Authentication methods
| Method | When to use | Setup |
|---|---|---|
pat ★ | Default for CLI use | Generate a personal access token from the workspace UI. |
oauth_m2m | Service-principal in CI | Service principal client ID + secret. |
oauth_user | SSO with browser | OAuth user-to-machine; pops a browser. |
azure_cli | Azure-Databricks via Azure AD | Inherits the local az login token. |
aws_iam | Databricks-on-AWS via IAM | Inherits the local IAM identity. |
★ pat is the recommended path for local CLI use. CI / production should prefer oauth_m2m with a service principal.
Setup
fluid ai setup --source unity --name unity-prod
# ? Catalog: databricks
# ? Workspace host: https://dbc-12345.cloud.databricks.com
# ? Auth method:
# ★ pat (recommended for local)
# oauth_m2m
# oauth_user
# azure_cli
# aws_iam
# ? Token: ****** (stored in OS keyring)
# ? Default catalog: main
# ? Default schema: biz_lab
# ✓ Saved to ~/.fluid/sources.yaml
Or set env vars:
export DATABRICKS_HOST=https://dbc-12345.cloud.databricks.com
export DATABRICKS_TOKEN=dapi... # for pat auth
export DATABRICKS_CLIENT_ID=... # for oauth_m2m
export DATABRICKS_CLIENT_SECRET=...
End-to-end demo
# 1. Configure once.
fluid ai setup --source unity --name unity-prod
# 2. Forge a Dimensional model from a Unity schema.
fluid forge data-model from-source \
--source unity \
--credential-id unity-prod \
--database main --schema biz_lab \
--technique dimensional \
-o biz_lab.fluid.yaml
# 3. Generate dbt transformations.
fluid generate transformation biz_lab.fluid.yaml -o ./dbt_biz_lab --dbt-validate
What lands where
| Unity source | Forge output |
|---|---|
Table comment | OSIDataset.fields[].expression.description |
Column comment | OSIDataset.fields[].expression.description |
| Primary key constraint | OSIDataset.primary_key[] |
| Foreign key constraint | OSIRelationship[] (deterministic) |
Column tag domain | metadata.domain + industry hint |
Column tag pii / phi / pci | agentPolicy.sensitiveData[] |
| Column mask | Recorded as masked: true in metadata; modeler does NOT invent the masked value's content; mask declaration carried forward to dbt meta: |
system.access.table_lineage | metadata.lineage.upstream[] |
| Certification (Unity Marketplace) | metadata.certification |
Column masks are honored, not bypassed
If Unity has a column mask on email, the adapter records the mask declaration in metadata; the modeler does NOT try to invent the masked column's content (it can't — the adapter never reads data values). The Fluid contract carries the mask declaration so downstream tools (dbt Cloud, Databricks SQL warehouses) enforce.
Common errors
CatalogConfigError: databricks-sdk missing
Run pip install "data-product-forge[databricks]".

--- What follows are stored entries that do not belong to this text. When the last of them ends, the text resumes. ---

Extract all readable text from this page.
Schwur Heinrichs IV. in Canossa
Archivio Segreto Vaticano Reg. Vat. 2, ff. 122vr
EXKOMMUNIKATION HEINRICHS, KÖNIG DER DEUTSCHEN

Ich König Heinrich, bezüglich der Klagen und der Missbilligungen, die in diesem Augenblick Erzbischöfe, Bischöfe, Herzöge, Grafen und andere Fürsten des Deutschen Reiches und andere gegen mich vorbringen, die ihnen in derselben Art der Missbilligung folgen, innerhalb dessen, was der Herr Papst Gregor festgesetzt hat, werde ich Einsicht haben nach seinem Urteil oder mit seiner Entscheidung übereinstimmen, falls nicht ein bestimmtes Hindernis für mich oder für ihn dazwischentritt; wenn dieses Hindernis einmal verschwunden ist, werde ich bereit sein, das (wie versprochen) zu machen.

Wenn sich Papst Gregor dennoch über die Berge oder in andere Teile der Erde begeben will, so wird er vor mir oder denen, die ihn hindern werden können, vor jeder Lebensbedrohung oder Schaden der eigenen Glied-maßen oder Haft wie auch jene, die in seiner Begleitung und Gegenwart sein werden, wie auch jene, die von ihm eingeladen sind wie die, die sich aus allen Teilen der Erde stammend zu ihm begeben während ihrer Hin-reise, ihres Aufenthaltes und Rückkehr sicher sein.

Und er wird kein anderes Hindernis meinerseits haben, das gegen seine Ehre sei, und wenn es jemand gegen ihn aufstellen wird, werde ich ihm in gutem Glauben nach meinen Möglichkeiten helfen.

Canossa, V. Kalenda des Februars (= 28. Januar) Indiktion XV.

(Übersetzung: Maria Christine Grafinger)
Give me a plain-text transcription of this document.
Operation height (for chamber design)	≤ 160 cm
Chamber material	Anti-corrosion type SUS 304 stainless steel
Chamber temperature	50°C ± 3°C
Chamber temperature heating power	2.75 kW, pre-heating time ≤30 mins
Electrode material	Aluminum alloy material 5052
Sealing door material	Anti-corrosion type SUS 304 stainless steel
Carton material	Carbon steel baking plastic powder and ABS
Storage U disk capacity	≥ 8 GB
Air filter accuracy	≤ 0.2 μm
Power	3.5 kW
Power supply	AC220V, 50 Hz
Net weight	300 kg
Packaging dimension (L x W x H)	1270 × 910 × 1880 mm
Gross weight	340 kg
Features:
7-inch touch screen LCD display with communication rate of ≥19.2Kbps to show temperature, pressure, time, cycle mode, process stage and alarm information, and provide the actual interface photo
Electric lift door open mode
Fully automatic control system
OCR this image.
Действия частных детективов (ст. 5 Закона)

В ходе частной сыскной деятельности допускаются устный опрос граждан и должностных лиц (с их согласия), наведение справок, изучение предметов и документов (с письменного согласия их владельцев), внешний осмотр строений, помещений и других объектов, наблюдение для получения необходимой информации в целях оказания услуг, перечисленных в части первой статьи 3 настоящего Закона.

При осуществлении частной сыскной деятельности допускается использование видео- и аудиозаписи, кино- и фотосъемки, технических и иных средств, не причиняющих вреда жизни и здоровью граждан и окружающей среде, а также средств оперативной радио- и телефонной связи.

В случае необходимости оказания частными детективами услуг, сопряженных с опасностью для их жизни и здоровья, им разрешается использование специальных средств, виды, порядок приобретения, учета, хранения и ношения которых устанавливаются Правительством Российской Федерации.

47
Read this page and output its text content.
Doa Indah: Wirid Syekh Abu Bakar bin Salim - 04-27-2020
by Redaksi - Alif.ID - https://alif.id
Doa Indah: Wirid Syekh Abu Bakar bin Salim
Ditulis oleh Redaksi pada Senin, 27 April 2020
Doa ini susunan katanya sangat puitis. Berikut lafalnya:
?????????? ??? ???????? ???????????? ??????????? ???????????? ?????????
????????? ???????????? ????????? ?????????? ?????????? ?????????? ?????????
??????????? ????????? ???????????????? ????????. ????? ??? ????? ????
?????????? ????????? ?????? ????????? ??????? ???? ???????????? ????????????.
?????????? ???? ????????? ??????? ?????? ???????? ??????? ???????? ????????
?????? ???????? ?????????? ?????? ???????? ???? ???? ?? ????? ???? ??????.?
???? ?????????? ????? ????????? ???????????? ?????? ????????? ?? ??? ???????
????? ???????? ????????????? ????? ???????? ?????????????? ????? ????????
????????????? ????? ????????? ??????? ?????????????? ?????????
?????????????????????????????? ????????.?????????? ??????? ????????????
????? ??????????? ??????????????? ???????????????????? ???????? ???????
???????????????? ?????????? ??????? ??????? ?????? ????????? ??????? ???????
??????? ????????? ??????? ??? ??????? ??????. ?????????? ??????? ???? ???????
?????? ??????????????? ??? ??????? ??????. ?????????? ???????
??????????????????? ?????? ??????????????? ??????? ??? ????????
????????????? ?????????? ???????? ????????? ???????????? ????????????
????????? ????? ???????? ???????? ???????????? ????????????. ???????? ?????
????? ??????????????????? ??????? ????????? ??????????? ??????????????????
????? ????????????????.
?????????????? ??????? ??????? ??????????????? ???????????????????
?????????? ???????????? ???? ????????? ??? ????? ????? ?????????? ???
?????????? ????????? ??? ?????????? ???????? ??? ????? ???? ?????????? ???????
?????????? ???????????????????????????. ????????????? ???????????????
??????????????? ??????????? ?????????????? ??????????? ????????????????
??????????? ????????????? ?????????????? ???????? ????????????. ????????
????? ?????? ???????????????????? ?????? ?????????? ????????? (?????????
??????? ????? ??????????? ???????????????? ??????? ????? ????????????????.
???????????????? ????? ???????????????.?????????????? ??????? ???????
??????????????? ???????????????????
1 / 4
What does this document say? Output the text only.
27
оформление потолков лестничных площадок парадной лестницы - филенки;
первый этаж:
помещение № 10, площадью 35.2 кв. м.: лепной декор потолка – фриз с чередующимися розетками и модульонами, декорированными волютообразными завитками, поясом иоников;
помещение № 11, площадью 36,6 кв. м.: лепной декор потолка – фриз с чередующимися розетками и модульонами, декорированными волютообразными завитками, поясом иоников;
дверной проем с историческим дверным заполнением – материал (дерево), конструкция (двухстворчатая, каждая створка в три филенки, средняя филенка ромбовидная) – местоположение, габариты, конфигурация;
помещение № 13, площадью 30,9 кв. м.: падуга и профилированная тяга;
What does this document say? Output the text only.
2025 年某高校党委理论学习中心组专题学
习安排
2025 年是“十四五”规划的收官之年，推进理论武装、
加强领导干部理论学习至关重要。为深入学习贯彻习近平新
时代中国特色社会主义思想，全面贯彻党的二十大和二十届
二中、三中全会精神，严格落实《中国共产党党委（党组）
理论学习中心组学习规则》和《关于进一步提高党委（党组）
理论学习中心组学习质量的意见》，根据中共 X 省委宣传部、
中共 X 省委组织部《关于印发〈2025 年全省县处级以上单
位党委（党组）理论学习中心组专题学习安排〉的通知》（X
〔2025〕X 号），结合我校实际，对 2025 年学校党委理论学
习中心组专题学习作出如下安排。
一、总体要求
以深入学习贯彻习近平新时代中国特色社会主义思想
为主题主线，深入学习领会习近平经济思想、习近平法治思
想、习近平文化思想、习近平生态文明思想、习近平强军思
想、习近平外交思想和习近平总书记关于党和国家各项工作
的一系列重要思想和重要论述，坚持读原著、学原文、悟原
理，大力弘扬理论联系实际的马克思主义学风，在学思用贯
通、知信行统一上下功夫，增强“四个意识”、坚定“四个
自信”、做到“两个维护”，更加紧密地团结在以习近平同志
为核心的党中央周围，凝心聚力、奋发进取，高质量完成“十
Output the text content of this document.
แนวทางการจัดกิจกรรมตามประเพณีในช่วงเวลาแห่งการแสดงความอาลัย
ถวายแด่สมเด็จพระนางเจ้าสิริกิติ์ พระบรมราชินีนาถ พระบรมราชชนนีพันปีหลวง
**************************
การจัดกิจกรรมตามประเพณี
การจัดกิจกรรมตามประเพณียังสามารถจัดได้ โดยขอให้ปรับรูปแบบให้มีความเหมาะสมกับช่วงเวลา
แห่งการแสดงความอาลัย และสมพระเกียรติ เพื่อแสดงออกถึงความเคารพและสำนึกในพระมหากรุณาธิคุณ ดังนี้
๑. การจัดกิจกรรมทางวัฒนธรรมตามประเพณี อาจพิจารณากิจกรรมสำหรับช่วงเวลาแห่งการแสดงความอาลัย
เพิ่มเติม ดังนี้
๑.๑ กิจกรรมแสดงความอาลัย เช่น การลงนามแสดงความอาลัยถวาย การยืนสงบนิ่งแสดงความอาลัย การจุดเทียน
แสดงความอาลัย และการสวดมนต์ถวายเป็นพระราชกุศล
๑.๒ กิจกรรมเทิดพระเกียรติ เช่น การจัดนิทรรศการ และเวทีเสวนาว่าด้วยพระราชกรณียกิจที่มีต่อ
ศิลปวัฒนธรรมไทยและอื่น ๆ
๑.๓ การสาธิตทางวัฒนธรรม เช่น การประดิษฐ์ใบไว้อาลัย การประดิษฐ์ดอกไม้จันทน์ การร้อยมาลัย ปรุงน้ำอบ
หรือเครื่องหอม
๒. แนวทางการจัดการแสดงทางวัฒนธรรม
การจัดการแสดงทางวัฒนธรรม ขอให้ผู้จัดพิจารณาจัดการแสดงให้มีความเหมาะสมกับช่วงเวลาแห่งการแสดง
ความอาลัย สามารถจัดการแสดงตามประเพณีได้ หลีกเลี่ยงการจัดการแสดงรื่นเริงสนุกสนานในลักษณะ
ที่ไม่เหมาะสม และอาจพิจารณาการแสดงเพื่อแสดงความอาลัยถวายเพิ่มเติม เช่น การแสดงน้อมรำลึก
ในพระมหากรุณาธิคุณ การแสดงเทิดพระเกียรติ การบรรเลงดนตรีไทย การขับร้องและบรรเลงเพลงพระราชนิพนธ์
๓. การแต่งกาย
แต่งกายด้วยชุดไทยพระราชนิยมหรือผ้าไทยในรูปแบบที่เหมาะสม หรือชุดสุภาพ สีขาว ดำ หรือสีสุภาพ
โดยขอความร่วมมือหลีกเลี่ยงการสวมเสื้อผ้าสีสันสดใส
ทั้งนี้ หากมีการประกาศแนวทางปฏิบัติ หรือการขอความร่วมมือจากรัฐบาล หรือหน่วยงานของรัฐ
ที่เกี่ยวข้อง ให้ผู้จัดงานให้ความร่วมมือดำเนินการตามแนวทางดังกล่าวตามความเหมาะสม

CatalogPermissionError: USE SCHEMA on main.biz_lab required
Suggestion list contains:
GRANT USE SCHEMA ON SCHEMA main.biz_lab TO `analyst@example.com`;
CatalogConnectionError: 401 Unauthorized
PAT expired or revoked. Generate a new one in the workspace UI (User Settings → Access tokens) and rerun fluid ai setup --source.
Lineage tab empty in the forged contract
Likely missing SELECT ON system.access.table_lineage. Adapter soft-fails; forge still works. Granting upgrades subsequent runs.